Month: January 2023

Weights vs Activations

Why do Activations need more bits (16) than weights (8) ? source – https://stackoverflow.com/questions/72397839/why-do-activations-need-more-bits-16bit-than-weights-8bit-in-tensor-flows-n

Answer:

Activations are actual signals propagating through the network. They have nothing to do with activation function, this is just a name collision. They are higher accuracy because they are not part of the model, so they do not affect storage, download size, or memory usage, as if you are not training your model you never store activations beyond the current one.

For example for an MLP (middle layer perceptron ?) we have something among the lines of

a1 = relu(W1x + b1)
a2 = relu(W2a1 + b2)
...
an = Wnan-1 + bn

where each W and b will be 8bit parameters. And activations are a1, …, an. The thing is you only need previous and current layer, so to calculate at you just need at-1, and not previous ones, consequently storing them during computation at higher accuracy is just a good tradeoff.
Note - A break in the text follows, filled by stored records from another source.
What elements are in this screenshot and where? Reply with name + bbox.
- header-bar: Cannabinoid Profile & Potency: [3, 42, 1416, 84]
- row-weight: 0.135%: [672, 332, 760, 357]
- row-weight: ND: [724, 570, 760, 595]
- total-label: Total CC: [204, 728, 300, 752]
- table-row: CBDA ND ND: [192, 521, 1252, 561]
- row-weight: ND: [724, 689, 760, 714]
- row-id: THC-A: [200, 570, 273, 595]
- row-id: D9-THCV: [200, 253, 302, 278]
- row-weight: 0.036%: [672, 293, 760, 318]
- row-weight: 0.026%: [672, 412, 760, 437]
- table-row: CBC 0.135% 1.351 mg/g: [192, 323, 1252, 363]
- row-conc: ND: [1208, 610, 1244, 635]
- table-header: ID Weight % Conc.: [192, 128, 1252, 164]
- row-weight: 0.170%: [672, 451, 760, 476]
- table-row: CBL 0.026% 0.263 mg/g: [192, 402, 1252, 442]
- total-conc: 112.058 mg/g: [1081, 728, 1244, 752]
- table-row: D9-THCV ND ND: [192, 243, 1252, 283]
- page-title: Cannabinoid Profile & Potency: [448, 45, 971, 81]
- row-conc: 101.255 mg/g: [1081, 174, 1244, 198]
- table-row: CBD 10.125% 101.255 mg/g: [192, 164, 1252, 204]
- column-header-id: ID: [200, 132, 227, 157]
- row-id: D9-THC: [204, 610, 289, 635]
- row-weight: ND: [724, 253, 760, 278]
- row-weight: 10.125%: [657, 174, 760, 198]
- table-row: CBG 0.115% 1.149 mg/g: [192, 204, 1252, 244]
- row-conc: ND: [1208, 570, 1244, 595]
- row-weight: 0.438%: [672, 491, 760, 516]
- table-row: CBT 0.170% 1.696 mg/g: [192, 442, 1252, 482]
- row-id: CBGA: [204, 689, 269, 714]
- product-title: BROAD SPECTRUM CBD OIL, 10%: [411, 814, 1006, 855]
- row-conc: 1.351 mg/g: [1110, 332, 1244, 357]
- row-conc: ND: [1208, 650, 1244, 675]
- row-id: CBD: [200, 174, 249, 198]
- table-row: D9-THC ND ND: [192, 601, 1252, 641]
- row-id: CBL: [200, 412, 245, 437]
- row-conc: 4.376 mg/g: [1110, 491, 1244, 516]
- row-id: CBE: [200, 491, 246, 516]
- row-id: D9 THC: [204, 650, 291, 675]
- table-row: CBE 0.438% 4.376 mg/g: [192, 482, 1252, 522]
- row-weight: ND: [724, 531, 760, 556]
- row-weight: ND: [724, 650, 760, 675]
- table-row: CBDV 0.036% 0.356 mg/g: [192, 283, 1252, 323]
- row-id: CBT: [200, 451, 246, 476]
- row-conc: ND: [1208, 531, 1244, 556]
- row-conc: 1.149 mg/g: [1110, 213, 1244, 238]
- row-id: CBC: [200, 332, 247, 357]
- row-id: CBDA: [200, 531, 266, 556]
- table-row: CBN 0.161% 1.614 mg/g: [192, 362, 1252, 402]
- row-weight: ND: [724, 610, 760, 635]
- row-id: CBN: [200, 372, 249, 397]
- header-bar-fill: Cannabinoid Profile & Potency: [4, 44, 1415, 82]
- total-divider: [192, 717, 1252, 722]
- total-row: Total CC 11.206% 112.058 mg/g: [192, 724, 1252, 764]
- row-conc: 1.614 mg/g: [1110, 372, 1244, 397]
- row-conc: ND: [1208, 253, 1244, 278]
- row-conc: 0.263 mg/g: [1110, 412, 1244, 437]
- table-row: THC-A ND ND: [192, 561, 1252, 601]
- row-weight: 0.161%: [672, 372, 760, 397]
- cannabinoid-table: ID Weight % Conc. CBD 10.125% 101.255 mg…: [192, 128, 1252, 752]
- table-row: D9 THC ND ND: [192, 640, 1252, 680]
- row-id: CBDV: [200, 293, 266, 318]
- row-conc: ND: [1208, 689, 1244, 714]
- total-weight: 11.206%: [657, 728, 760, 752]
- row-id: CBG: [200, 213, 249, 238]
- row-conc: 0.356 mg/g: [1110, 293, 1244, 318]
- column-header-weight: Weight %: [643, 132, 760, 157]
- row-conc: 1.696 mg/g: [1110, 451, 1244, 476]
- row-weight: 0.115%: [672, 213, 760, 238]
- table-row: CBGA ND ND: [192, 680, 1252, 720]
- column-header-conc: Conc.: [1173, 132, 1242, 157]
Datastore for Activations:

  • During training, activations are typically stored in the GPU’s memory for models trained on GPUs. This is because backpropagation requires these activations for gradient computation. Given that modern deep learning models can have millions to billions of parameters, storing all these activations can be memory-intensive.
  • During inference, you only need to perform a forward pass and don’t need to store all activations, except for the ones necessary for computing subsequent layers. Once an activation has been used to compute the next layer, it can be discarded if not needed anymore.